Logic created a song about what it’s like to want to commit suicide. He named it after the National Suicide Prevention Lifeline (NSPL). Research suggests he may have helped save hundreds of lives due to awareness.
In a 2017 interview with Genius, Logic says he never set out to create music to save lives. Speaking with fans during his 2017 album tour, he realized many of them related to what he was rapping about. “They’ve said things like, ‘your music has saved my life.’ And I was always like, ‘Aw so nice of you, thanks.'”
“They’re really serious. They tat shit on their arms and get shit like lyrics that save their life and in my mind I was like, ‘Man, I wasn’t even trying to save nobody’s life.’ And then it hit me, the power that I have as an artist with a voice. I wasn’t even trying to save your life. Now what can happen if I actually did?”
A new study suggests Logic’s suicide song ‘1-800-273-8255’ may have helped save lives – as intended.
During the heightened attention, the NSPL received an increase in calls to the suicide hotline. The study also recorded an estimated reduction in suicides – 245 fewer than the previous year.
The increased awareness of suicide prevention helps those experiencing those feelings seek help, rather than committing to the action. Media attention on suicide often comes with the negative influence of inspiring others to follow in a celebrities’ suicide’s footsteps.
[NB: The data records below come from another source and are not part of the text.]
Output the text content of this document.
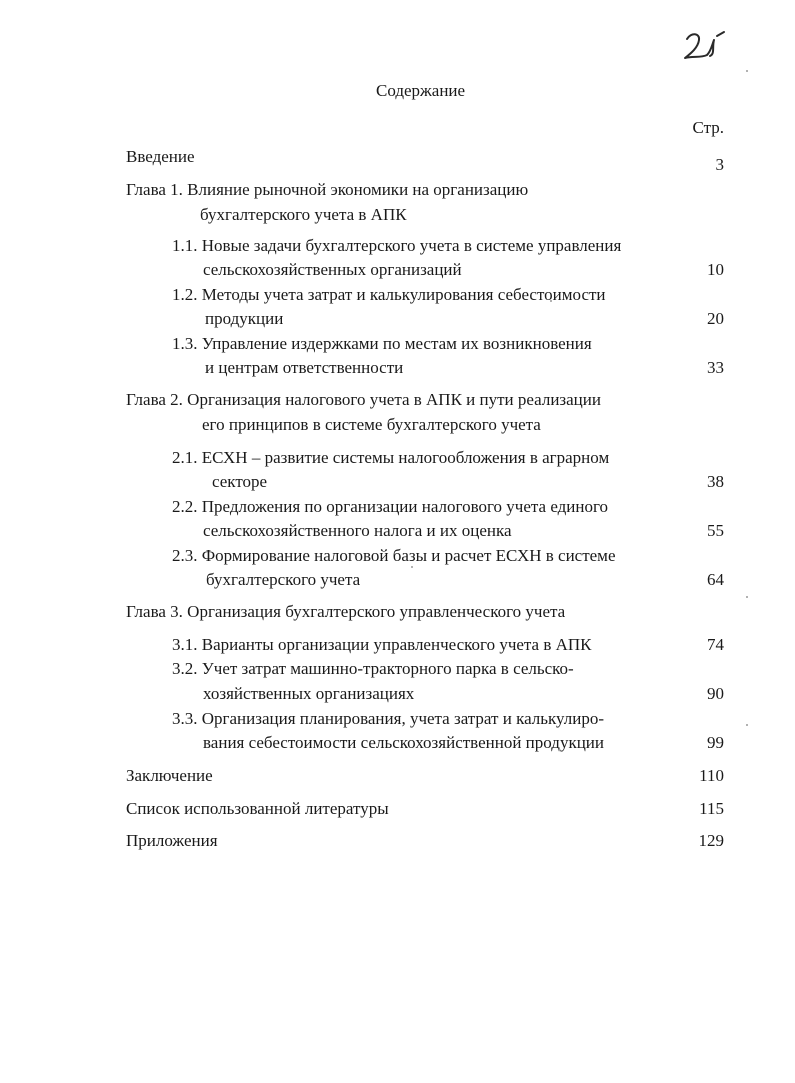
Содержание
Стр.
Введение	3
Глава 1. Влияние рыночной экономики на организацию
бухгалтерского учета в АПК
1.1. Новые задачи бухгалтерского учета в системе управления
сельскохозяйственных организаций	10
1.2. Методы учета затрат и калькулирования себестоимости
продукции	20
1.3. Управление издержками по местам их возникновения
и центрам ответственности	33
Глава 2. Организация налогового учета в АПК и пути реализации
его принципов в системе бухгалтерского учета
2.1. ЕСХН – развитие системы налогообложения в аграрном
секторе	38
2.2. Предложения по организации налогового учета единого
сельскохозяйственного налога и их оценка	55
2.3. Формирование налоговой базы и расчет ЕСХН в системе
бухгалтерского учета	64
Глава 3. Организация бухгалтерского управленческого учета
3.1. Варианты организации управленческого учета в АПК	74
3.2. Учет затрат машинно-тракторного парка в сельско-
хозяйственных организациях	90
3.3. Организация планирования, учета затрат и калькулиро-
вания себестоимости сельскохозяйственной продукции	99
Заключение	110
Список использованной литературы	115
Приложения	129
The study concludes that Logic’s suicide hotline awareness song has been the “broadest and most sustained suicide prevention messaging directly connected to a story of hope and recovery,” lead author Thomas Niederkrotenthaler writes. The song progresses through what a suicide hotline call feels like, leaving people with encouraging messages of hope.
“The lane I travel feels alone /
but I’m movin ’til my legs give out /
and I see my tears melt in the snow /
but I don’t wanna cry /
I don’t wanna cry anymore /
I wanna feel alive /
I don’t even wanna die anymore.”
The music video for the song paints a high school teenager’s struggles with his sexuality. He’s bullied to the point of considering suicide but stops after calling a suicide hotline to speak with someone.
Study authors measured Twitter activity for the song and measured spikes around three different events. The song’s initial release, the 2017 MTV VMAs, and the 2018 Grammy Awards. During those three events, the NSPL saw a 6.9% increase in calls, while suicides decreased 5.5%.